US President Donald Trump's targeting India during his rant on Thursday, June 1, announcing his country's withdrawal from the Paris climate accord is likely to impact New Delhi's relation with Washington which was going upwards during Barack Obama's times.
Trump, who has in the past blamed India for eating up Americans' jobs, lashed out at the latter in this time over issues related to development.
According to the US president, "India makes its participation contingent on receiving billions and billions and billions of dollars in foreign aid from developed countries". He said under the deal, while India could double its coal production by 2020 while China could build several additional coal plants but the US would only face restrictions, resulting in it losing as many as 2.7 million jobs in another eight years.
Also read: Donald Trump announces decision to withdraw from Paris climate deal, targets India and China
The rant against India just ahead of Prime Minister Narendra Modi's visit to the US will make foreign-policy makers in New Delhi apprehensive. Modi had been trying hard to build an all-inclusive relation with the US ever since assuming power. He visited the US four times before completing three years in office and emphasised on establishing a personalised relationship with Obama. He even invited Obama to India's Republic day celebrations in 2015, something which had never happened in the past.

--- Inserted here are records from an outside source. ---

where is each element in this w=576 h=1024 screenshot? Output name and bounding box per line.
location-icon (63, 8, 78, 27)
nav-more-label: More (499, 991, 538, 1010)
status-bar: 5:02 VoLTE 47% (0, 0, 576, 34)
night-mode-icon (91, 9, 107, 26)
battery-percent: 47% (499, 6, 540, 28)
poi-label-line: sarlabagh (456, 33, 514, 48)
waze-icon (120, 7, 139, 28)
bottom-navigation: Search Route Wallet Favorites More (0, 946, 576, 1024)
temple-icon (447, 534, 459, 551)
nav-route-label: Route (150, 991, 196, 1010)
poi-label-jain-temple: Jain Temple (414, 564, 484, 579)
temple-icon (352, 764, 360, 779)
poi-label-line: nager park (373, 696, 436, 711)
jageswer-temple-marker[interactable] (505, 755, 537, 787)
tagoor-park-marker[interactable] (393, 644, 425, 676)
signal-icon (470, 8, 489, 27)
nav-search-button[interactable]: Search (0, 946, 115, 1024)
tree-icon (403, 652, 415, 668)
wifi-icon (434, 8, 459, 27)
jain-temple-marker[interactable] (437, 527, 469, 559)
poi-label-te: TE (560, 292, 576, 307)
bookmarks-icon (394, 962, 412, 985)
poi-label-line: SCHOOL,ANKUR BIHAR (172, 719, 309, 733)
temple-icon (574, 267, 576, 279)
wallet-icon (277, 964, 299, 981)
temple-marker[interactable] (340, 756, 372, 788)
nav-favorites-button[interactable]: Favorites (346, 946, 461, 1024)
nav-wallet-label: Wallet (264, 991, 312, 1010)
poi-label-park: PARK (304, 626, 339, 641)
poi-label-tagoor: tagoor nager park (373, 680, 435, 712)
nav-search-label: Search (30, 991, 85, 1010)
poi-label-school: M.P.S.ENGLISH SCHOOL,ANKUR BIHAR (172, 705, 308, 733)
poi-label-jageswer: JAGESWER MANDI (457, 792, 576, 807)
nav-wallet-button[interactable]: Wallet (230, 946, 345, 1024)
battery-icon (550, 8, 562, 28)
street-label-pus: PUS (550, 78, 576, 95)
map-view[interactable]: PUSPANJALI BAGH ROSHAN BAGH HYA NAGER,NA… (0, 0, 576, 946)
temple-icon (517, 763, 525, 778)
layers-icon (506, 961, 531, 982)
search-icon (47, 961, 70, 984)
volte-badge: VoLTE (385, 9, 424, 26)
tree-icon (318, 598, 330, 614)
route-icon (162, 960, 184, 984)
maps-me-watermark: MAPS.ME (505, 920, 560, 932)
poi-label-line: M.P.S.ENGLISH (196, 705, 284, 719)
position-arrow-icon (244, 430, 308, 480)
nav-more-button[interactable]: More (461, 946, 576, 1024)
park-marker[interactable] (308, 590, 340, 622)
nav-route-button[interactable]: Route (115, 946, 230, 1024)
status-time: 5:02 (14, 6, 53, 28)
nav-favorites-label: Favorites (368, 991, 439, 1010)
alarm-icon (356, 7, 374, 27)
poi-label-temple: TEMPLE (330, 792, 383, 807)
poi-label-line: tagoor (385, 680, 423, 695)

But yet, as Modi was talking to Russian President Vladimir Putin trying to reignite the passion in the traditional relation between the two age-old allies, Trump was venting his frustration on India.
Back to the original script?
A Republican president blasts India yet again but not for political ideology
The latest rant by an American president against India has little to do with the political ideology, as it was the case with past Republican leaders. While India's relation with the US started to see a paradigm shift since the days of Narasimha Rao and Bill Clinton, it was during the times of George W Bush, a Republican, when the two countries started to come really closer. Manmohan Singh, too, had played his part in improving relations with Washington and Obama obliged. Modi took the new-found legacy speedily forward till lightning struck in the form of the election of the protectionist Trump.

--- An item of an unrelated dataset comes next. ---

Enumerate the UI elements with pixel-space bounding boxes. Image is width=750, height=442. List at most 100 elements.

Now, while the USA's exit from the Paris accord gives India a new opportunity to take lead in global affairs, it also creates some uncertainty for its foreign policy orientation. With the Russians cosying up to the Chinese and Pakistanis for geostrategic reasons to challenge the American hegemony, India has a natural option of positioning itself closer to Washington in an exact-reverse pattern of alliances to that of the Cold War period.
Washington's retreat will create security concerns for New Delhi
This proximity is important for India from several perspectives: economic, political, strategic and security. But with Trump deciding to tear apart the established norm of 'democracies befriend democracies' because of his strange hyper-nationalism-mixed-with-personal-prejudice ideology, India, just like Europe, will be in a fix. The Chinese and Pakistanis and the terrorists will not be complaining, however, seeing the relation between two of the world's largest democracies entering a phase of uncertainty.
For US, retreating to pre-World War I isolationism is almost impossible today
Trump's America is so much obsessed with itself that it has completely disregarded the mechanism of the world order which has emerged post 9/11 years. Trump has snubbed America's old and tested allies in all parts of the world, suggesting that the superpower has had enough since the Second World War and now wants to bid goodbye to the complexities of the global politics and return to its pre-World War I isolationism. But it is much easier said than done since the US is irreversibly involved in global affairs today – be it in Afghanistan, West Asia, East Asia or Europe. And then, there is that pressing issue called globalisation.
Trump's theory of victimhood mirrors the general dissatisfaction of a majority of the Americans who have felt their leaderships have betrayed their own people over the decades while catering to the world's well-being.
Foreign policy blunders, loss of properties and lives in quagmires abroad and the rise of the everyday threat from the terrorists have bruised the American psyche somewhere and the domestic is now calling the shots in shaping the USA's neo-isolationist foreign policy. Trump is just a medium of that angry expression.
Obama's China-centric 'Asia pivot' policy had benfitted India; now the US focuses on Iran, India's friend
Geostrategically too, Obama's China-centric Asia policy had made India a natural beneficiary for both countries along with many others in Asia had a common apprehension about Beijing. But now, Trump is concerned more with Iran in Asia which is going to make it tough for India as it has a good relation with Iran and is building its anti-Pakistan geopolitics with Tehran as an important player.
But how does Modi deal with this new reality in the US? It will not be easy for him to come to easy terms with Trump as it was with Obama. The US president has already let his mind known even before his first meeting with PM Modi has taken place which means the latter will be in a spot of bother to even begin things from scratch. He laid the foundation of a new relationship with the US. Can he build on it is the million-dollar question now.